De Boer's work challenges its viewers to look twice as they move through the series, from a mirrored image of a young Javanese Muslim woman, representative of the paradoxes that exist in contemporary Indonesian society, to images of Java's landscape, reminiscent of the Mooi Indie or "Beautiful Indies" aesthetic, whose rejection by Indonesian nationalists marked the start of a uniquely Indonesian art history distinct from the influence of their Dutch oppressors. The young women are not simply placed on the canvas, but are instead embedded in a batik design derived from the patterns of local "tegel" tile brought to Indonesia by European colonists in the 19th century. While the Mooi Indie landscapes ask what the effect is of an artist reengaging with an aesthetic both lauded and intensely hated by each side of his familial heritage, respectively.  

In the context of Yogyakarta, now recognized for its position on the global map of contemporary art, de Boer's work is especially valuable for its assertion that tradition - be it from the perspective of aesthetics or material - remains relevant to an understanding of positions related to the continued development of visual cultures, both for individuals and societies, be they homogenous or hybrids ever in flux. 

( Poland )

MARTA WEGLINSKA was born on 16 March 1990 near Lublin in Poland. In 2016 she completed Intermedia Course (MA) at the University of Arts in Poznan. In 2014 she completed Painting Course (BA) at the University of Arts in Poznan. She is a laureate of Darmasiswa Scholarship in Indonesia (one year stay) 2016/2017. Since 2013, in collaboration with M. Hryniuk and M. Nowacki, she has been running Silverado Gallery. Furthermore she has participated in solo and collective exhibitions, and festivals. Marta Weglinska deals with image, word and space. She works with many techniques, often on theirs borders. She creates films, art books, sculptures, installations, paintings and photographs. 
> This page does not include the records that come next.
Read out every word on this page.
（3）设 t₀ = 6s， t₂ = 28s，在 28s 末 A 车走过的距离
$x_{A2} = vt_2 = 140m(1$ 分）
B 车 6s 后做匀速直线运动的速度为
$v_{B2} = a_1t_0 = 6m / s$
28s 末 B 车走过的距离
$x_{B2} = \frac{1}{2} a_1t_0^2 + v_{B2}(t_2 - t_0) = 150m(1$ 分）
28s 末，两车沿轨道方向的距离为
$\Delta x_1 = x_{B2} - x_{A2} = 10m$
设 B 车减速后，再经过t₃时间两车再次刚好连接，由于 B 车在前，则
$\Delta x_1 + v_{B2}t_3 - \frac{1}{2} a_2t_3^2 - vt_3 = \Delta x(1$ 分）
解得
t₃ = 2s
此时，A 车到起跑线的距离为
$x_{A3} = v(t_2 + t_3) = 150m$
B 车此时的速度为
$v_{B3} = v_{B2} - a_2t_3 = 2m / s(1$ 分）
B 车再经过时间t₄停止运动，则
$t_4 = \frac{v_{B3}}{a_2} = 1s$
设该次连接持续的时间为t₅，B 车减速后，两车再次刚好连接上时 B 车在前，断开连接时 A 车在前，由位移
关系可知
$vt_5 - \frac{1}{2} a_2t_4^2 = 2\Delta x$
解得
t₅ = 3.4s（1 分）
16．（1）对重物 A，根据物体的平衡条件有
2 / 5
The project "You're Master at Capturing My Desire and Affection" addresses timeless and universal union between two supreme deities, the female and the male. The topic is inspired by different aspects of Indonesian reality: symbolic understanding of nature, mythology and beliefs (Dewi Sri, meaning of gunungan), traditional dance (Panji story), old literature (Wanban Wideya. A Javanese Panji Romance; Arjunawiwaha, The marriage of Arjuna of Mpu Kanwa; Mpu Monaguna's Sumanasantaka) and ancient architecture. The project will unfold on the basis of research about various aspects of present and ancient life in Indonesia, mostly in Central Java – in Yogyakarta. The most important visual and narrative threads will form the basis of the final outcome: a multi-media exhibition.